Do I have civil liability exposure if I fail to review information in SCRIPTS?
Pursuant to 44-53-1680(F), “A pharmacist or practitioner does not have a duty and must not be held liable in damages to any person in any civil or derivative criminal or administrative action for injury, death, or loss to person or property on the basis that the pharmacist or practitioner did or did not seek or obtain information from the prescription monitoring program. A pharmacist or practitioner acting in good faith is immune from any civil, criminal, or administrative liability that might otherwise be incurred or imposed for requesting or receiving information from the prescription monitoring program.

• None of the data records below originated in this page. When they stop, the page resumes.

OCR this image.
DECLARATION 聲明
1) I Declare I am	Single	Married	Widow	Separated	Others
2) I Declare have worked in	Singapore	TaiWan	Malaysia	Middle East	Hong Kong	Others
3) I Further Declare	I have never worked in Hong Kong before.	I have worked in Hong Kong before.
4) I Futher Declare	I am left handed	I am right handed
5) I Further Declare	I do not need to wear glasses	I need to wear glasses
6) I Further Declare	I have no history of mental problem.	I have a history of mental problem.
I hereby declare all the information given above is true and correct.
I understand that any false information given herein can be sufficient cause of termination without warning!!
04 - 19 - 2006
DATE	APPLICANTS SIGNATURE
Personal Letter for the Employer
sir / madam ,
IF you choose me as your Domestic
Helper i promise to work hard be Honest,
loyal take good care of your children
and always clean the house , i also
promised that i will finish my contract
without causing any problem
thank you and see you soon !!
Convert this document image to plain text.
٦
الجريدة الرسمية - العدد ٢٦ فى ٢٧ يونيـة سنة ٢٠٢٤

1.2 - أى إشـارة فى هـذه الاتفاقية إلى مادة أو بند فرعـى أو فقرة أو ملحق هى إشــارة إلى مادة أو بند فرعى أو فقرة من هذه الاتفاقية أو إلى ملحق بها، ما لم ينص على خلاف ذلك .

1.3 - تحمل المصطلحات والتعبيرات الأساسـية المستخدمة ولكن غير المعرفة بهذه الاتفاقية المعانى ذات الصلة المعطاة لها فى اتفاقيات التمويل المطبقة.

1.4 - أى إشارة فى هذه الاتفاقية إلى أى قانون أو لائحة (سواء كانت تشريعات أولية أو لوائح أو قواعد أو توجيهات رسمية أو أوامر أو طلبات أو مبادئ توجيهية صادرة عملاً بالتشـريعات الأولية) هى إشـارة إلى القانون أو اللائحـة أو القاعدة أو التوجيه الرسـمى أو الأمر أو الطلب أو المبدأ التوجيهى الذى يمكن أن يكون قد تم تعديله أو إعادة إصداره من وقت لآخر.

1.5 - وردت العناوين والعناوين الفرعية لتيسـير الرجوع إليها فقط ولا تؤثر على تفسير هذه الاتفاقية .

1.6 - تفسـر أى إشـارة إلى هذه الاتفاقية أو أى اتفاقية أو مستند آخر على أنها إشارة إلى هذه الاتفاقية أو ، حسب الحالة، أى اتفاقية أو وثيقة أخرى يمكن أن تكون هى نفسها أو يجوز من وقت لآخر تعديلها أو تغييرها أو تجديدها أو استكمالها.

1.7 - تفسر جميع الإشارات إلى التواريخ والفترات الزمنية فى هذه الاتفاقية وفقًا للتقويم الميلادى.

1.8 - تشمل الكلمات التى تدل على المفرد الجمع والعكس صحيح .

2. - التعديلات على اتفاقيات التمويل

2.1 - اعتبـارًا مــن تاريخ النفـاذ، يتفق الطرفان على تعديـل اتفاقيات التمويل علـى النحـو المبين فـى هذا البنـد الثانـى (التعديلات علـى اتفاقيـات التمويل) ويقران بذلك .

New Continuing Education Requirements for Physician Assistants
For Physician Assistants with controlled substance prescriptive authority, Section 40‑47‑965(B)(3) requires:
“every two years, the physician assistant shall provide documentation of four continuing education hours related to approved procedures of prescribing and monitoring controlled substances listed in Schedules II, III, and IV of the schedules provided for in Sections 44‑53‑210, 44‑53‑230, and 44‑53‑250;”
This new CME requirement will be reflected on the 2017-2019 renewal notice, set to go out October 1, 2017, for the December 31, 2017 deadline, and the renewal application.
Pharmacist’s Authority to Dispense an Emergency Refill
Section 40‑43‑86 (P) provides:
“If a pharmacist receives a request for a prescription refill and the pharmacist is unable to obtain refill authorization from the prescriber, the pharmacist may dispense, once within a twelve‑month period, an emergency refill of up to a ten‑day supply of the prescribed medication if:
(1) The prescription is not for a controlled substance;
(2) The medication is essential to the maintenance of life or to the continuation of therapy;
(3) In the pharmacist’s professional judgment, continuing the therapy for up to ten days will produce no undesirable health consequences or cause physical or mental discomfort;
(4) The pharmacist properly records the dispensing; and
(5) The dispensing pharmacist notifies the prescriber of the refill and the amount of the refill, not to exceed a ten‑day supply, within a reasonable time, but no later than ten days after the once in twelve months refill dispensing.”